The program has generated a good number of pertinent ideas on public services. For instance, the Southwest University for Nationalities team developed a "Youfaner" App which provides a platform for senior citizens and youth to eat together. Young people can order a lunch or dinner on the App that they eat in the company of elderly people living alone. It is a win-win idea, since the youth can get a discount for chatting with the aged or helping with their housework, while seniors can earn additional money from the App revenues in their leisure time. It thus warms "both the heart and stomach." Another program focuses on a facet of China's intangible cultural heritage - natural dyes. Volunteers raise money for charity through selling organically dyed products. They then train young adults in minority regions to act as guides for visitors by explaining to them the processes of making traditional handicrafts. They thus promote tourism.

"Our advice as regards youth leadership is simple - just do it! A group of young people utilize their creative thinking and actions to do good for others. The youth leadership program focuses on young people's influence on others and at the same time helps them to realize their innate value," Xi Feixun said.

 

Make Love Flow

In early 2016, the China Foundation for Poverty Alleviation (CFPA) released its 2015 report on an investigation into college students' participation in social welfare. It stated that 90 percent of students participated in public services that span donations of cash, goods and blood to voluntary services. Volunteering is the top choice of most students among all available social welfare works. Fifty-eight percent students agreed that China's public welfare undertaking is on the rise, and 35 percent hoped to work in social welfare organizations.

"When we graduate, juniors can follow up. We are also considering market financing to sustain our program." Xie Feixun remarked that the importance of public services lies in perseverance, and hence advocates encouraging students to accept their responsibilities and let their love and trust flow.

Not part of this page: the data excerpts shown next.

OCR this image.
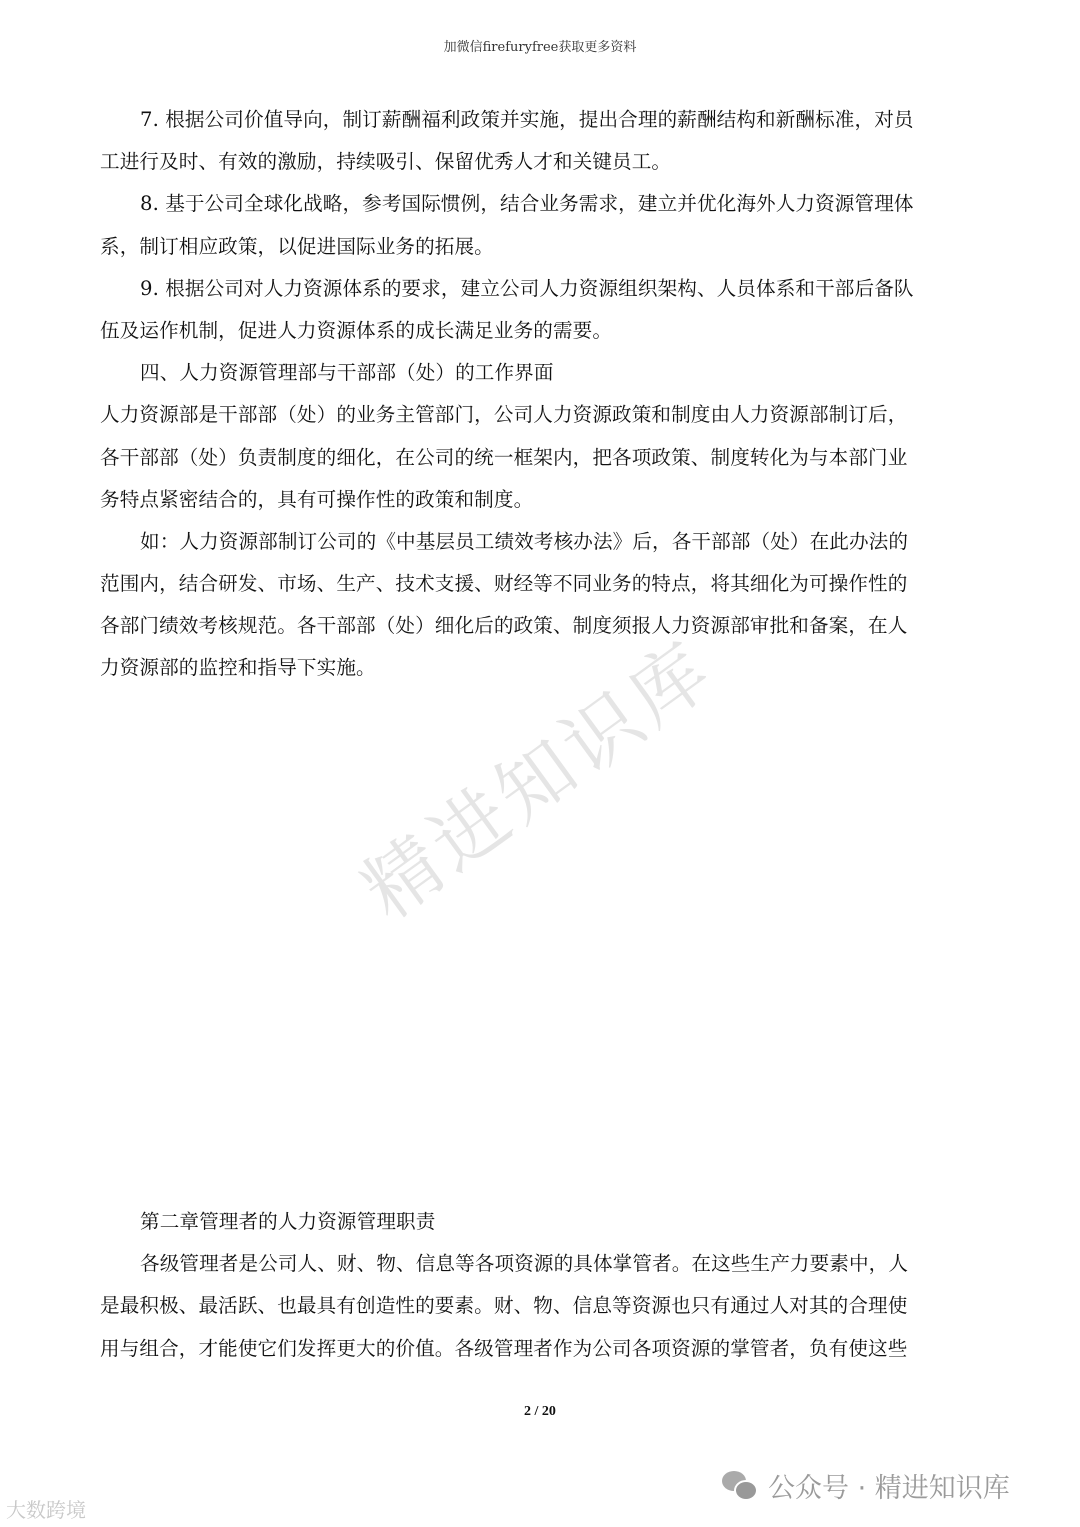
加微信firefuryfree获取更多资料
精进知识库
7. 根据公司价值导向，制订薪酬福利政策并实施，提出合理的薪酬结构和新酬标准，对员
工进行及时、有效的激励，持续吸引、保留优秀人才和关键员工。
8. 基于公司全球化战略，参考国际惯例，结合业务需求，建立并优化海外人力资源管理体
系，制订相应政策，以促进国际业务的拓展。
9. 根据公司对人力资源体系的要求，建立公司人力资源组织架构、人员体系和干部后备队
伍及运作机制，促进人力资源体系的成长满足业务的需要。
四、人力资源管理部与干部部（处）的工作界面
人力资源部是干部部（处）的业务主管部门，公司人力资源政策和制度由人力资源部制订后，
各干部部（处）负责制度的细化，在公司的统一框架内，把各项政策、制度转化为与本部门业
务特点紧密结合的，具有可操作性的政策和制度。
如：人力资源部制订公司的《中基层员工绩效考核办法》后，各干部部（处）在此办法的
范围内，结合研发、市场、生产、技术支援、财经等不同业务的特点，将其细化为可操作性的
各部门绩效考核规范。各干部部（处）细化后的政策、制度须报人力资源部审批和备案，在人
力资源部的监控和指导下实施。
第二章管理者的人力资源管理职责
各级管理者是公司人、财、物、信息等各项资源的具体掌管者。在这些生产力要素中，人
是最积极、最活跃、也最具有创造性的要素。财、物、信息等资源也只有通过人对其的合理使
用与组合，才能使它们发挥更大的价值。各级管理者作为公司各项资源的掌管者，负有使这些
2 / 20
公众号 · 精进知识库
大数跨境
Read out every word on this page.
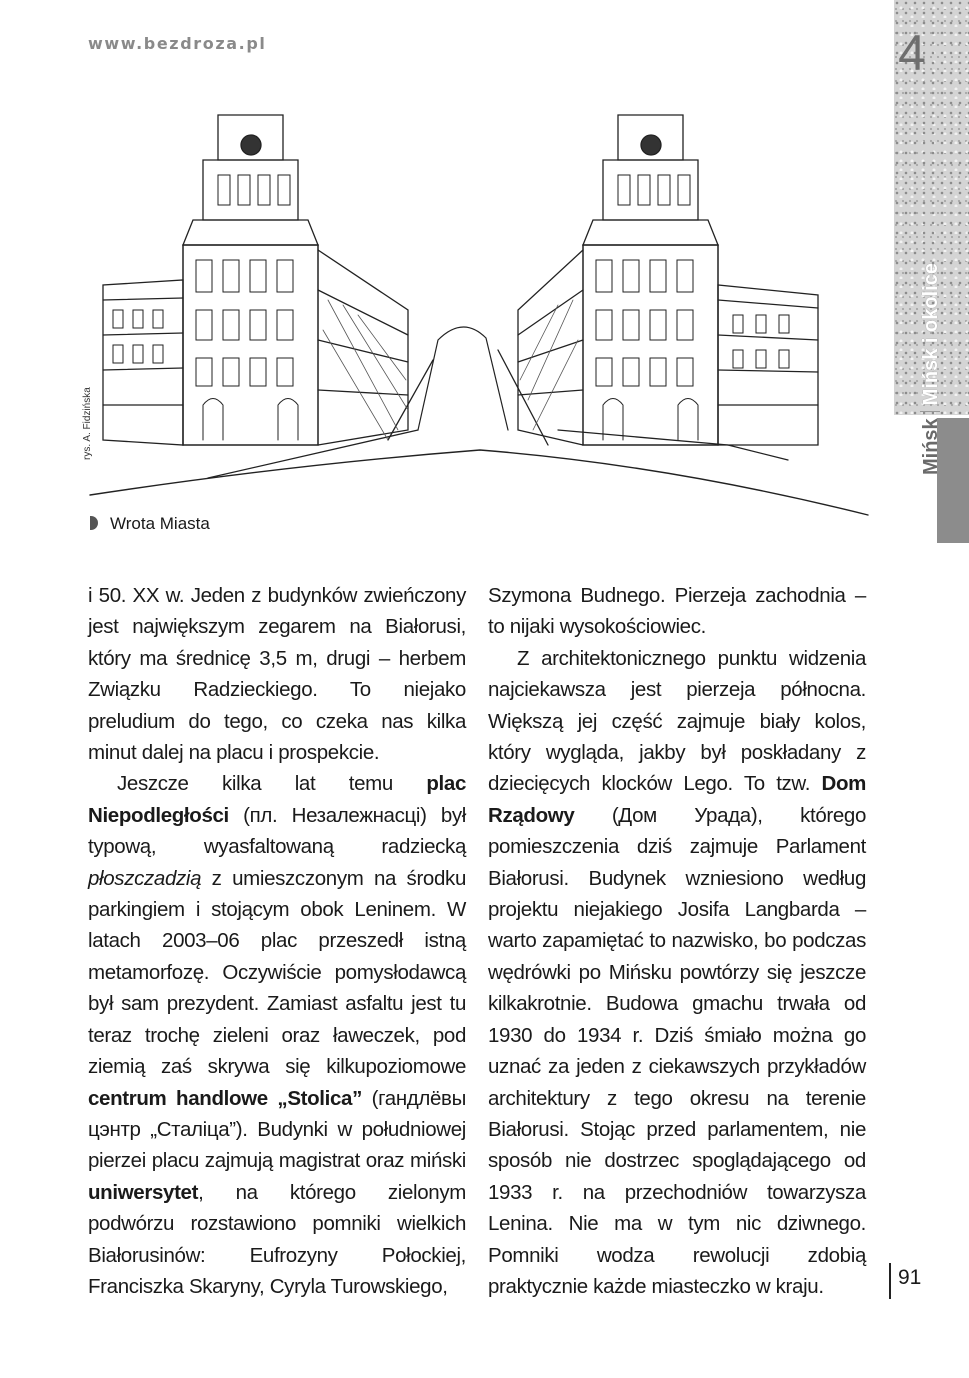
www.bezdroza.pl	4
MińskMińsk i okolice
rys. A. Fidzińska
Wrota Miasta

i 50. XX w. Jeden z budynków zwieńczony jest największym zegarem na Białorusi, który ma średnicę 3,5 m, drugi – herbem Związku Radzieckiego. To niejako preludium do tego, co czeka nas kilka minut dalej na placu i prospekcie.

Jeszcze kilka lat temu plac Niepodległości (пл. Незалежнасці) był typową, wyasfaltowaną radziecką płoszczadzią z umieszczonym na środku parkingiem i stojącym obok Leninem. W latach 2003–06 plac przeszedł istną metamorfozę. Oczywiście pomysłodawcą był sam prezydent. Zamiast asfaltu jest tu teraz trochę zieleni oraz ławeczek, pod ziemią zaś skrywa się kilkupoziomowe centrum handlowe „Stolica” (гандлёвы цэнтр „Сталіца”). Budynki w południowej pierzei placu zajmują magistrat oraz miński uniwersytet, na którego zielonym podwórzu rozstawiono pomniki wielkich Białorusinów: Eufrozyny Połockiej, Franciszka Skaryny, Cyryla Turowskiego,

Szymona Budnego. Pierzeja zachodnia – to nijaki wysokościowiec.

Z architektonicznego punktu widzenia najciekawsza jest pierzeja północna. Większą jej część zajmuje biały kolos, który wygląda, jakby był poskładany z dziecięcych klocków Lego. To tzw. Dom Rządowy (Дом Урада), którego pomieszczenia dziś zajmuje Parlament Białorusi. Budynek wzniesiono według projektu niejakiego Josifa Langbarda – warto zapamiętać to nazwisko, bo podczas wędrówki po Mińsku powtórzy się jeszcze kilkakrotnie. Budowa gmachu trwała od 1930 do 1934 r. Dziś śmiało można go uznać za jeden z ciekawszych przykładów architektury z tego okresu na terenie Białorusi. Stojąc przed parlamentem, nie sposób nie dostrzec spoglądającego od 1933 r. na przechodniów towarzysza Lenina. Nie ma w tym nic dziwnego. Pomniki wodza rewolucji zdobią praktycznie każde miasteczko w kraju.	91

In talking about the program's future, Xie Feixun spoke of a plan to interconnect more social resources. For example, they would like to improve the system of foreign volunteer recruitment and voluntary services whereby it gives volunteers feedback. They also wish to cooperate with educational organizations, which are expected to instill them more funds, or put their courses online for fixed fees. Both benevolent, business models are accessible only if they generate social values.

Two 19-year-old German boys left a deep impression on the team. They hope to work as full time volunteers in China during their gap year. "We all admire their courage in suspending their life script to pursue the meaning of life. We are deeply moved by their strong will and persistence, the like of which we have never before encountered."

To realize one's personal value is a piece of cake, but shouldering social responsibility is not that easy. The ultimate goal of the E.G.E. program is to tempt Chinese young people out of their comfort zones to participate in caring for other peoples of the world. They may thus better understand themselves and the world, and eventually grow up alongside great social changes, Xie Feixun said.

 

 
Volunteers of E.G.E. program come to Jinshazhou community in Guangzhou.